Cree elder and youth Natasha Moine

Land of Opportunity

What sort of machine would it take to filter billions of litres of water, produce soils and restore nutrients, store carbon, produce oxygen, control flooding and erosion, support hundreds of different species (including humans), and cost us nothing to run? The boreal forest handles these "jobs" or ecosystem services every day and their preservation requires careful planning.  

Ontario Nature supports two strategies to maintain healthy ecosystems:

  1. The establishment of a large interconnected network of protected areas that are supported by local communities and designed and managed according to the best available science and knowledge.
  2. The management and use of natural resources in ways that benefit local communities and maintains ecological integrity across the boreal region. 

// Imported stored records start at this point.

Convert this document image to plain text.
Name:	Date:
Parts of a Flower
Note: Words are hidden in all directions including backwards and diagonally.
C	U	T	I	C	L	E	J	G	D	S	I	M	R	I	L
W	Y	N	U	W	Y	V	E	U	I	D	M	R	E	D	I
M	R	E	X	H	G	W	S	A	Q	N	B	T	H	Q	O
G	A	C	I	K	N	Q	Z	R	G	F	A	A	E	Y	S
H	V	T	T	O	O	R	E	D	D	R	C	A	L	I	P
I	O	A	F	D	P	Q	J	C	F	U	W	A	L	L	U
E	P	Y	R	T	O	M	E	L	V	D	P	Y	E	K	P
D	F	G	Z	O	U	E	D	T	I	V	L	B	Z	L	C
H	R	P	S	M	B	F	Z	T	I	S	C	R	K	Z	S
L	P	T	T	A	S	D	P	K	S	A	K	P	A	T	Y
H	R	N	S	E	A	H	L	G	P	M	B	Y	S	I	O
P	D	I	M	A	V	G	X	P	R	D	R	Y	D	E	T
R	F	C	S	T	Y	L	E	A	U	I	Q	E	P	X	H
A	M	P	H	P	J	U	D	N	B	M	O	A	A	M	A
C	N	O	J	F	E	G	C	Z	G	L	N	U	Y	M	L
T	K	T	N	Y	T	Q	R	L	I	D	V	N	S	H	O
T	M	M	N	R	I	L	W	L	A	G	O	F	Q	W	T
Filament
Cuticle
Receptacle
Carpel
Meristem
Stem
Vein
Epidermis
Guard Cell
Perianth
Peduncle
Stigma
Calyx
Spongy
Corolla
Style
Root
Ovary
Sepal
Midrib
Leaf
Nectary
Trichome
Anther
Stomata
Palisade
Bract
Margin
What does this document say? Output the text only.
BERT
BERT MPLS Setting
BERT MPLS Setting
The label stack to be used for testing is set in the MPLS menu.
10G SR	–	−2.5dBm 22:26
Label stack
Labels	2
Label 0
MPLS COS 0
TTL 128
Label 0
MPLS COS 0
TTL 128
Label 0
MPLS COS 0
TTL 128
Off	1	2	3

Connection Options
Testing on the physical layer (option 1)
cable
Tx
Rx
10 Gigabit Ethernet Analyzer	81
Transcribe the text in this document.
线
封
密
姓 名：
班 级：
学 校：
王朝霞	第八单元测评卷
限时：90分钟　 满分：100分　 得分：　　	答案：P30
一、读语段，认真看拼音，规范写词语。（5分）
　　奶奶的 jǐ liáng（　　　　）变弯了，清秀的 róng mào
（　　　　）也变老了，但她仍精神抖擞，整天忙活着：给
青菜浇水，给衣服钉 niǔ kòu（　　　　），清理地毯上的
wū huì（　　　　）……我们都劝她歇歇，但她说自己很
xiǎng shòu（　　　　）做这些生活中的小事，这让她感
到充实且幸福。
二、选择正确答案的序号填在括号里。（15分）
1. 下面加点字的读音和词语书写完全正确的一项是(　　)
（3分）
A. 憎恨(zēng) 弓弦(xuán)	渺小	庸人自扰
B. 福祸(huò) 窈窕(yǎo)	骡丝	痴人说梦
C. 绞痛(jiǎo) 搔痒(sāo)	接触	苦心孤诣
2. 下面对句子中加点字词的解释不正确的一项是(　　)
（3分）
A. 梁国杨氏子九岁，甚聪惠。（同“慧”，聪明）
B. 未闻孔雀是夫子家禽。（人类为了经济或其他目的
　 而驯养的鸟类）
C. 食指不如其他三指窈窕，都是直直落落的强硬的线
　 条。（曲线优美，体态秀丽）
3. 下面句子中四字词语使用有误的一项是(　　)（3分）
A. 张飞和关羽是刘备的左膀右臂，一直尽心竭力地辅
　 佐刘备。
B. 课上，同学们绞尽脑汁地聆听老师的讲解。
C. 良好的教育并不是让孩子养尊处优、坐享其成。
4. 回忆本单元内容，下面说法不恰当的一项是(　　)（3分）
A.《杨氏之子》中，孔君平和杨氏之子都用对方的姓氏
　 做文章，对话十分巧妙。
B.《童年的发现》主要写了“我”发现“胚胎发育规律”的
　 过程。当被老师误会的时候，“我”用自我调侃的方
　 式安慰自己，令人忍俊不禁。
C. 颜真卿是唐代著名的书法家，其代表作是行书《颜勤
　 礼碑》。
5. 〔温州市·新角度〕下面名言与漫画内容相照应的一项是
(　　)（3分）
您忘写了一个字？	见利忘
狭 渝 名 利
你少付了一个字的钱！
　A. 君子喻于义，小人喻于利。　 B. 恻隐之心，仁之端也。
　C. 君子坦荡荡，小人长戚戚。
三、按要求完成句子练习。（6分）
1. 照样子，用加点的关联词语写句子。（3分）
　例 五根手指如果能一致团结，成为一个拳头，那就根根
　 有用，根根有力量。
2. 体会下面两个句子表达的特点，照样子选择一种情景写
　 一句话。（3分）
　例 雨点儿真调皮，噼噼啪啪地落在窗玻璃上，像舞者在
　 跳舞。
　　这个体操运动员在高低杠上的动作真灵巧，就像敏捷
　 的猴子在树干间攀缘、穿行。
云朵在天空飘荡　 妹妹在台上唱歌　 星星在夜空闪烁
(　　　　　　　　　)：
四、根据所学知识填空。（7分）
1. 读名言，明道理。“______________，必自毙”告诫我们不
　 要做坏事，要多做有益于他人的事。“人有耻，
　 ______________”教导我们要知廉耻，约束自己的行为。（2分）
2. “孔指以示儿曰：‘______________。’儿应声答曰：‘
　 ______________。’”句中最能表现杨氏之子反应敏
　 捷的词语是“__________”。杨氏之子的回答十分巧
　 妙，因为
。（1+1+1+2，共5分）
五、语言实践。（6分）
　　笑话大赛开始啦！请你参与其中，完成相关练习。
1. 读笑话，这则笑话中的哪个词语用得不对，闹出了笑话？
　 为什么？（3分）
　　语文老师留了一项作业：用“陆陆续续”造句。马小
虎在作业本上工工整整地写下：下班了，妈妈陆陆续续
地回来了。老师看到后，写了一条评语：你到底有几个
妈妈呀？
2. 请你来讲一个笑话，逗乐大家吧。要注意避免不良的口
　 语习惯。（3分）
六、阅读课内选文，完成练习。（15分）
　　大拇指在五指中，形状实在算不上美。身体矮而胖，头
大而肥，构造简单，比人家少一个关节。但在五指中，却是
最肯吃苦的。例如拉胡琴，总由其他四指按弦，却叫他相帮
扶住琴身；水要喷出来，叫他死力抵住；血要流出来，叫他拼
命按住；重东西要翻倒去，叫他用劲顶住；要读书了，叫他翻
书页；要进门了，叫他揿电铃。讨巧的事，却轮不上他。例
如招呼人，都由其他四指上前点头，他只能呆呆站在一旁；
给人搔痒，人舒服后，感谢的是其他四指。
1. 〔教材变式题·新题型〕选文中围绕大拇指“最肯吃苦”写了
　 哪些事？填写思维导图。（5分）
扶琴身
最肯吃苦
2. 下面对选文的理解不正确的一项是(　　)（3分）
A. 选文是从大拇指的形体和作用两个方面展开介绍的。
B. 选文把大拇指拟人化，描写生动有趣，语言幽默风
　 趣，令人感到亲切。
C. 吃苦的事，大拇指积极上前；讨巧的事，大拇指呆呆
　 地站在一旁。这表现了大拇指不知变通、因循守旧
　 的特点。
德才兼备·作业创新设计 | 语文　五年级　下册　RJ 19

Ontario Nature supports Free Prior and Informed Consent from indigenous peoples for development projects that may affect the lands they own, occupy or otherwise use, as set forth by the United Nations Declaration on the Rights of Indigenous Peoples. The declaration designates a responsibility to governments to gain such consent. 

Ontario Nature's position on protected areas and First Nations can be found here.

Ontario Nature is working in collaboration with communities in these ways:

Community Outreach, Dialogue and Education

Boreal Conservation Office - In 2003, Ontario Nature officially opened the Boreal Conservation Office in Thunder Bay, Ontario.  The purpose was to support a strong voice for conservation in northern Ontario.  Ontario's northern forests, lakes and rivers are integral to the way of life of people who live in northern Ontario, used for camping, canoeing, hunting, trapping, fishing and berry gathering, and many other activities. Northern forests also play an important economic role, supporting activities ranging from industrial forestry to remote tourism.

A unique challenge facing the northern conservation community is geography. The vast distances separating groups and individuals in the north mean that many act in isolation, with little opportunity for collaboration, diluting the full potential of a northern voice for conservation. In response, through our Boreal Conservation Office, Ontario Nature has launched a series of internet-based e-lectures to connect dispersed communities. E-lectures have covered topics such as renewable energy opportunities for remote First Nations, nuclear waste in northern Ontario, and potential health and environmental impacts of mining. We have also supported workshops on public policy, volunteer leadership, communications training, and developing effective advocacy campaigns.